The Bronx has gone all in on Cuba. It’s currently running a show called Wild Noise/Ruido Salvage on contemporary Cuban art from the 1970s until now. This show is dynamite. Complex, diverse, and expansive, I came away from it feeling like I have a sense of the breadth of Cuban art today. I also feel like if this show were at say the Brooklyn Museum or even one of the smaller art museums of Manhattan, it would be something of a blockbuster. The museum claims that this is “the most extensive cultural exchange between Cuba and the United States in five decades” and also says that five years of work and research went into this. I believe it. Super timely, and canny in other ways, too: a significant number of the pieces in the exhibit are now part of the museum’s collection.
The other main show is called Love thy Neighbor, and in a way it’s sort of the opposite of the Alien Nation show at Lehman College. Interesting I saw both of them in the same day. It was hit or miss for me, but interesting and worth putting together, although I will say that the exhibitions description’s talk of exploring “cultural processes of ‘othering'” caused me almost physical pain.
Finally there were some pretty colored acrylic abstractions by Arlene Slavin on the terrace, and a series of photographs by Clayton Frazier of the people of St. Dominique (aka Haiti and the Dominican Republic).
Oh and a chunk of the old Yankee Stadium. Because it is the Bronx.
My museum buddy for this trek remarked of the Cuba show, “Isn’t this what you expected El Museo del Barrio to be like?” Yeah. This is the kind of meaningful exhibition that El Museo should or could be putting on. And definitely a happy surprise to find it here.
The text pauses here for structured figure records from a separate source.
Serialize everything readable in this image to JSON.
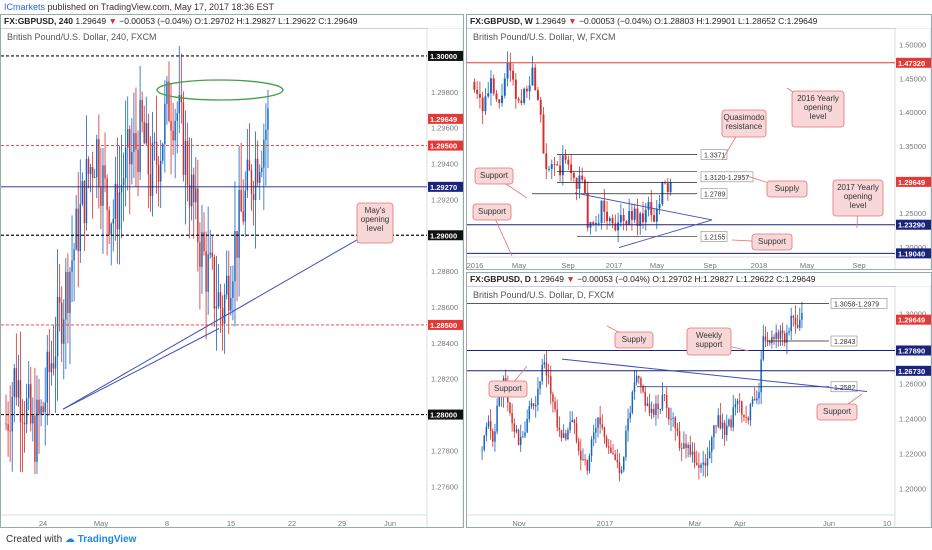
{
  "header": {
    "publisher": "ICmarkets",
    "published_text": "published on TradingView.com, May 17, 2017 18:36 EST"
  },
  "footer": {
    "created_with": "Created with",
    "brand": "TradingView"
  },
  "colors": {
    "up": "#1565c0",
    "down": "#d32f2f",
    "resistance": "#e53935",
    "support_line": "#1a237e",
    "trend": "#3f51b5",
    "zone_green": "#43a047",
    "callout_fill": "#f8d7d9",
    "callout_stroke": "#e57373"
  },
  "panels": {
    "h4": {
      "symbol_line": "FX:GBPUSD, 240",
      "ohlc": [
        "1.29649",
        "▼",
        "−0.00053 (−0.04%)",
        "O:1.29702",
        "H:1.29827",
        "L:1.29622",
        "C:1.29649"
      ],
      "watermark": "British Pound/U.S. Dollar, 240, FXCM"
    },
    "weekly": {
      "symbol_line": "FX:GBPUSD, W",
      "ohlc": [
        "1.29649",
        "▼",
        "−0.00053 (−0.04%)",
        "O:1.28803",
        "H:1.29901",
        "L:1.28652",
        "C:1.29649"
      ],
      "watermark": "British Pound/U.S. Dollar, W, FXCM"
    },
    "daily": {
      "symbol_line": "FX:GBPUSD, D",
      "ohlc": [
        "1.29649",
        "▼",
        "−0.00053 (−0.04%)",
        "O:1.29702",
        "H:1.29827",
        "L:1.29622",
        "C:1.29649"
      ],
      "watermark": "British Pound/U.S. Dollar, D, FXCM"
    }
  },
  "chart_data": [
    {
      "type": "candlestick",
      "title": "British Pound/U.S. Dollar, 240, FXCM",
      "y_ticks": [
        "1.29800",
        "1.29600",
        "1.29400",
        "1.29200",
        "1.29000",
        "1.28800",
        "1.28600",
        "1.28400",
        "1.28200",
        "1.28000",
        "1.27800",
        "1.27600"
      ],
      "x_ticks": [
        "24",
        "May",
        "8",
        "15",
        "22",
        "29",
        "Jun"
      ],
      "ylim": [
        1.2744,
        1.301
      ],
      "levels": [
        {
          "label": "1.30000",
          "value": 1.3,
          "style": "black-dashed"
        },
        {
          "label": "1.29649",
          "value": 1.29649,
          "style": "current"
        },
        {
          "label": "1.29500",
          "value": 1.295,
          "style": "red-dashed"
        },
        {
          "label": "1.29270",
          "value": 1.2927,
          "style": "blue-solid"
        },
        {
          "label": "1.29000",
          "value": 1.29,
          "style": "black-dashed"
        },
        {
          "label": "1.28500",
          "value": 1.285,
          "style": "red-dashed"
        },
        {
          "label": "1.28000",
          "value": 1.28,
          "style": "black-dashed"
        }
      ],
      "annotations": [
        "May's opening level"
      ],
      "close_path": [
        1.2795,
        1.2822,
        1.2808,
        1.2788,
        1.28,
        1.283,
        1.2854,
        1.288,
        1.2905,
        1.2932,
        1.295,
        1.2922,
        1.291,
        1.2935,
        1.2945,
        1.2958,
        1.2932,
        1.2948,
        1.2975,
        1.2968,
        1.294,
        1.2908,
        1.2885,
        1.287,
        1.2858,
        1.2888,
        1.291,
        1.293,
        1.2948,
        1.2964
      ]
    },
    {
      "type": "candlestick",
      "title": "British Pound/U.S. Dollar, W, FXCM",
      "y_ticks": [
        "1.50000",
        "1.45000",
        "1.40000",
        "1.35000",
        "1.30000",
        "1.25000",
        "1.20000"
      ],
      "x_ticks": [
        "2016",
        "May",
        "Sep",
        "2017",
        "May",
        "Sep",
        "2018",
        "May",
        "Sep"
      ],
      "ylim": [
        1.185,
        1.51
      ],
      "levels": [
        {
          "label": "1.47320",
          "value": 1.4732,
          "style": "red-solid"
        },
        {
          "label": "1.29649",
          "value": 1.29649,
          "style": "current"
        },
        {
          "label": "1.23290",
          "value": 1.2329,
          "style": "blue-solid"
        },
        {
          "label": "1.19040",
          "value": 1.1904,
          "style": "blue-solid"
        }
      ],
      "boxes": [
        "1.3371",
        "1.3120-1.2957",
        "1.2789",
        "1.2155"
      ],
      "annotations": [
        "2016 Yearly opening level",
        "Quasimodo resistance",
        "Supply",
        "Support",
        "Support",
        "2017 Yearly opening level",
        "Support"
      ],
      "close_path": [
        1.445,
        1.428,
        1.41,
        1.422,
        1.438,
        1.42,
        1.402,
        1.44,
        1.465,
        1.448,
        1.425,
        1.408,
        1.428,
        1.445,
        1.46,
        1.44,
        1.418,
        1.34,
        1.32,
        1.325,
        1.306,
        1.315,
        1.33,
        1.318,
        1.306,
        1.296,
        1.3,
        1.274,
        1.228,
        1.22,
        1.24,
        1.26,
        1.25,
        1.235,
        1.245,
        1.225,
        1.24,
        1.232,
        1.248,
        1.254,
        1.238,
        1.245,
        1.262,
        1.248,
        1.24,
        1.25,
        1.292,
        1.283,
        1.296
      ]
    },
    {
      "type": "candlestick",
      "title": "British Pound/U.S. Dollar, D, FXCM",
      "y_ticks": [
        "1.30000",
        "1.28000",
        "1.26000",
        "1.24000",
        "1.22000",
        "1.20000"
      ],
      "x_ticks": [
        "Nov",
        "2017",
        "Mar",
        "Apr",
        "Jun",
        "10"
      ],
      "ylim": [
        1.185,
        1.31
      ],
      "levels": [
        {
          "label": "1.29649",
          "value": 1.29649,
          "style": "current"
        },
        {
          "label": "1.27890",
          "value": 1.2789,
          "style": "blue-solid"
        },
        {
          "label": "1.26730",
          "value": 1.2673,
          "style": "blue-solid"
        }
      ],
      "boxes": [
        "1.3058-1.2979",
        "1.2843",
        "1.2582"
      ],
      "annotations": [
        "Supply",
        "Weekly support",
        "Support",
        "Support"
      ],
      "close_path": [
        1.222,
        1.235,
        1.23,
        1.25,
        1.262,
        1.242,
        1.232,
        1.225,
        1.238,
        1.248,
        1.252,
        1.27,
        1.262,
        1.248,
        1.232,
        1.228,
        1.24,
        1.232,
        1.22,
        1.212,
        1.228,
        1.24,
        1.232,
        1.225,
        1.215,
        1.208,
        1.228,
        1.248,
        1.262,
        1.255,
        1.248,
        1.24,
        1.248,
        1.252,
        1.242,
        1.238,
        1.225,
        1.228,
        1.22,
        1.215,
        1.21,
        1.222,
        1.232,
        1.242,
        1.228,
        1.238,
        1.248,
        1.245,
        1.24,
        1.248,
        1.252,
        1.285,
        1.28,
        1.29,
        1.286,
        1.288,
        1.294,
        1.292,
        1.296
      ]
    }
  ]
}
In my first and only visit to the Bronx Museum I feel great affection for it. The Cuba show is worth making a special trip for, and it’s got a sort of endearing scruffiness to it (partly due to the quirky, aging building, partly because it’s a little rough around the edges). The Bronx Museum of Art is on the Grand Concourse just 10 minutes walking, or one subway stop, north of Yankee Stadium. If you’re willing to schlep to the Bronx to see baseball–or even if you’re not–you should definitely schlep to the Bronx to see art.